The Family Planning Association of Hong Kong (FPAHK) is a voluntary organisation that promotes family planning in Hong Kong. Its executive director is Mona Lam Wai-cheung. Its headquarters are in Southorn Centre, Wan Chai.

==History==
===Founding and early years===
The association traces its origins to 1936, when a visit to Hong Kong by the American birth-control advocate Margaret Sanger prompted a group of local figures and obstetricians to found the Hong Kong Eugenics League (香港優生學會), which institutionalised the territory's nascent birth-control movement. The league's early records were destroyed during the Japanese occupation of Hong Kong. In 1950 it was reorganised and renamed the Family Planning Association of Hong Kong, and in 1952 it became one of the eight founding members of the International Planned Parenthood Federation (IPPF).

===Development of services===
The Hong Kong government began financing the association's activities in 1955, and the association opened its first sub-fertility (infertility) clinic in 1956. From 1964 it received grant support from the IPPF. In 1967 it conducted Hong Kong's first territory-wide survey on Family Planning Knowledge, Attitude and Practice (KAP) and began providing sex education.

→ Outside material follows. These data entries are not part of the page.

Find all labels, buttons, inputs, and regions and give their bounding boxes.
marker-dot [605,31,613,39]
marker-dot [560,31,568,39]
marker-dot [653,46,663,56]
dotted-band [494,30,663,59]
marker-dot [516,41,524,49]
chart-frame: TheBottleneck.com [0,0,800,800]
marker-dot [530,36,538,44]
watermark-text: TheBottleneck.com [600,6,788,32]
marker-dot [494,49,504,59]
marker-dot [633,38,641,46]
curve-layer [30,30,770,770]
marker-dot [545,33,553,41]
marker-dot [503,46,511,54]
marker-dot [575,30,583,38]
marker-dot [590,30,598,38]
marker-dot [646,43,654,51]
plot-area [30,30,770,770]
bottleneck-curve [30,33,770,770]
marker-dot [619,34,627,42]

The Department of Health subsequently incorporated the association's birth-control clinics into its Maternal and Child Health Centres.

In 1975 the association launched its "Two Is Enough" (兩個夠哂數) campaign, which used public-education media to promote smaller families and became widely recognised in Hong Kong during a period of falling birth rates. One campaign poster featured the child actress Fung Bo Bo with a message encouraging couples to have no more than two children.

===Later expansion===
The association established its first Youth Health Care Centre in Causeway Bay in 1986 and, the same year, launched its "Mr Able" campaign (家庭計劃，要做得哥) encouraging men to take a more active role in birth control. Its headquarters moved to the Southorn Centre in Wan Chai, which opened in 1989. Subsequent services included artificial insemination for sub-fertile couples, pre-marital and pre-pregnancy check-ups, and a menopause clinic. To address changing population trends, the association later promoted family-planning awareness through campaigns such as "Family Big or Small, Family Planning is Best for All". In 2008 it launched a three-year "Youth Sexuality and Love Campaign", and in 2010 it organised the 4th Asian Conference on Sexuality Education.